Guide Piau // usage unique
Les recours administratifs ne suspendent pas l'application de la sanction. © plainpicture/OJO/Martin Barraud
Par Valérie Piau, publié le 03 septembre 2016
1 min

Les sanctions prises par le chef d'établissement ou le conseil de discipline sont susceptibles de recours. Quels interlocuteurs faut-il saisir ? La réponse de l'avocate Valérie Piau, extraite de son ouvrage “Le Guide Piau : les droits des élèves et des parents d'élèves”.

Les parents disposent de plusieurs recours pour contester, s'il y a lieu, les sanctions infligées à leur enfant, dont l'exclusion définitive.

Pour les établissements publics, il existe deux types de recours : les recours administratifs auprès de l'administration (de l'Éducation nationale) et les recours contentieux auprès du juge administratif.

Pour les établissements privés, les sanctions disciplinaires peuvent être contestées devant les juridictions civiles et non devant le juge administratif.

Vrai ou faux ?

1. Le tribunal administratif est compétent pour contester l'exclusion définitive d'un établissement public ? Vrai

2. Le tribunal administratif est compétent pour contester l'exclusion définitive d'un établissement privé sous contrat ? Faux

3. Le tribunal judiciaire est compétent pour contester l'exclusion définitive d'un établissement privé sous contrat ? Vrai

Les recours administratifs auprès de l'Éducation nationale…

Il faut distinguer le cas des décisions du conseil de discipline et les sanctions prononcées par le chef d'établissement seul. Les recours sont différents.

… sont un préalable obligatoire pour contester une décision du conseil de discipline

Avant de saisir le tribunal administratif pour contester la décision d'un conseil de discipline, les parents doivent avoir préalablement exercé un recours devant le recteur, en application de l'article R. 511-49 du Code de l'éducation. Ce recours doit être exercé dans un délai bref de huit jours à compter de la notification de la décision du conseil de discipline.
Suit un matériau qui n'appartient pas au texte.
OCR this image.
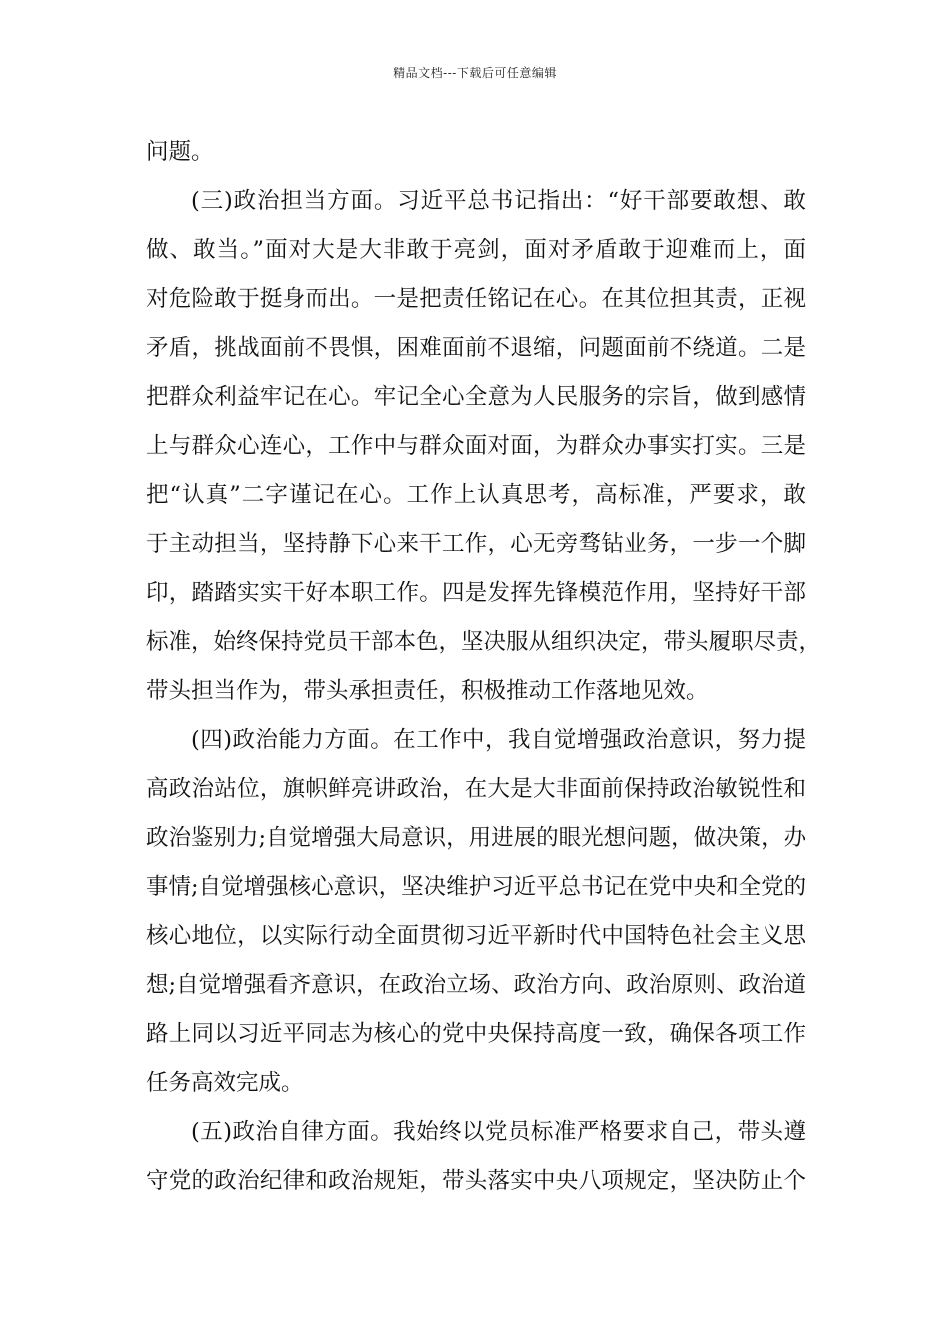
精品文档---下载后可任意编辑
问题。
(三)政治担当方面。习近平总书记指出：“好干部要敢想、敢
做、敢当。”面对大是大非敢于亮剑，面对矛盾敢于迎难而上，面
对危险敢于挺身而出。一是把责任铭记在心。在其位担其责，正视
矛盾，挑战面前不畏惧，困难面前不退缩，问题面前不绕道。二是
把群众利益牢记在心。牢记全心全意为人民服务的宗旨，做到感情
上与群众心连心，工作中与群众面对面，为群众办事实打实。三是
把“认真”二字谨记在心。工作上认真思考，高标准，严要求，敢
于主动担当，坚持静下心来干工作，心无旁骛钻业务，一步一个脚
印，踏踏实实干好本职工作。四是发挥先锋模范作用，坚持好干部
标准，始终保持党员干部本色，坚决服从组织决定，带头履职尽责，
带头担当作为，带头承担责任，积极推动工作落地见效。
(四)政治能力方面。在工作中，我自觉增强政治意识，努力提
高政治站位，旗帜鲜亮讲政治，在大是大非面前保持政治敏锐性和
政治鉴别力;自觉增强大局意识，用进展的眼光想问题，做决策，办
事情;自觉增强核心意识，坚决维护习近平总书记在党中央和全党的
核心地位，以实际行动全面贯彻习近平新时代中国特色社会主义思
想;自觉增强看齐意识，在政治立场、政治方向、政治原则、政治道
路上同以习近平同志为核心的党中央保持高度一致，确保各项工作
任务高效完成。
(五)政治自律方面。我始终以党员标准严格要求自己，带头遵
守党的政治纪律和政治规矩，带头落实中央八项规定，坚决防止个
Le recteur d'académie prend sa décision après avis de la commission académique d'appel qu'il préside. En cas d'empêchement, il peut se faire représenter pour présider la commission. La procédure devant la commission académique d'appel est la même que devant les conseils de discipline et est soumise au respect des principes généraux du droit.

La décision du conseil de discipline, y compris l'exclusion définitive, est exécutée immédiatement, même en cas de recours devant le recteur d'académie. Le recteur doit rendre sa décision dans un délai de un mois à compter de la date de réception de l'appel.

… mais facultatif contre la décision du chef d'établissement

Dans le cas où le chef d'établissement a prononcé seul une sanction disciplinaire, l'élève ou, si celui-ci est mineur, son représentant légal peut former :
– un recours gracieux auprès du chef d'établissement ;
– ou un recours hiérarchique devant l'autorité académique. Mais la sanction s'applique immédiatement malgré le recours.

Ces recours administratifs gracieux ou hiérarchiques sont facultatifs. Il n'est donc pas obligatoire de les avoir exercés avant de saisir le tribunal administratif.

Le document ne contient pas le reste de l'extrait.